Гибель веры | страница 11



Брунетти сдержал улыбку, — и это он слышит от особы, которая провела последние двенадцать лет в монастыре.

— И что было потом?

— Я попросила о встрече с матерью-настоятельницей.

— И вы встретились?

— Ожидание длилось два дня, но она наконец приняла меня — поздно вечером, после вечерни. Я повторила ей все про то, что умирают старики. Она не могла скрыть удивления. Я обрадовалась: значит, падре Пио ей ничего не передал. Я знала, что не должен передать, но то, что я рассказала, было так ужасно, что я сомневалась… — Ее голос угас.

— И что?

— Мать-настоятельница заявила, что не желает слушать ложь, что я говорю вещи, которые могут повредить ордену.

— И посему…

— Велела мне, приказала мне — по обету послушания — хранить полное молчание в течение месяца.

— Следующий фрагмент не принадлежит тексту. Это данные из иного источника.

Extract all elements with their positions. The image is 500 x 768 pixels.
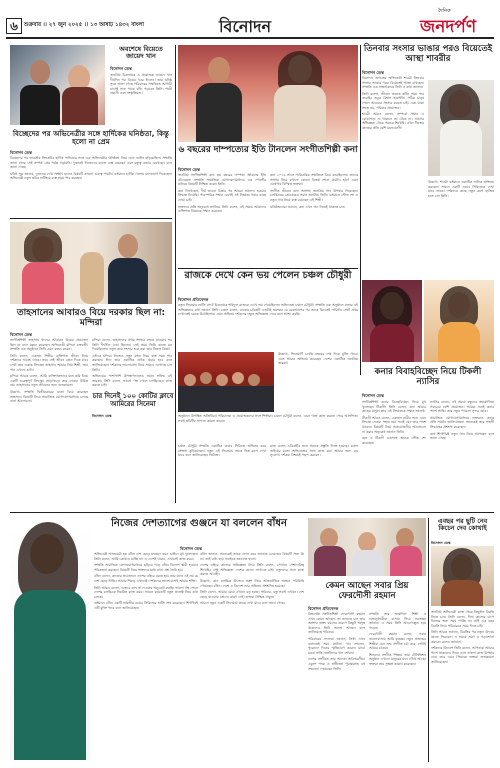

— Значит ли это, как я понимаю, что вы не должны были говорить ни с кем в течение месяца?

— Да.

— А как же ваша работа? Разве с пациентами не надо говорить?

— Я к ним не ходила.

— Как?

— Мать-настоятельница велела мне провести это время в моей комнате и в молельне.

— Целый месяц?

— Два.

— Что?

— Два, — повторила она. — В конце первого месяца она пришла повидать меня и спросила, указали мне молитвы и размышления истинный путь или нет. Я ответила ей, что молилась и размышляла, — и так и было, — но все же меня по-прежнему тревожат эти смерти. Она не пожелала слушать и велела мне молчать дальше.

— И вы подчинились?

Она кивнула.

— А потом?

— Я провела еще неделю в молитвах и вот тогда стала пытаться припомнить все беседы с этими людьми, и мне вспомнилось, что говорили синьорина да Пре и синьора Кристанти о своих деньгах. До этого я не позволяла себе думать об этом, но раз начавши, не могла прекратить.

Брунетти представил себе охват и разнообразие того, что можно «припомнить» за месяц с лишним одиночества и молчания.

— И что случилось в конце второго месяца?

— Мать-настоятельница снова пришла ко мне и спросила, образумилась ли я. Я сказала «да», и, вероятно, это была правда. — Она замолчала и опять улыбнулась ему грустной, нервной улыбкой.

— А потом?

— А потом я ушла.

— Вот просто так?

Он немедленно подумал о практической стороне дела: одежде, деньгах, транспорте. Странно, а ведь о том же самом приходилось заботиться, когда человек освобождался из тюрьмы.

— В тот же день я вышла наружу вместе с посетителями. Вроде бы никто не подумал, что это странно, никто и не заметил. Я спросила одну из выходивших женщин, где можно купить какую-нибудь одежду. У меня было всего семнадцать тысяч лир.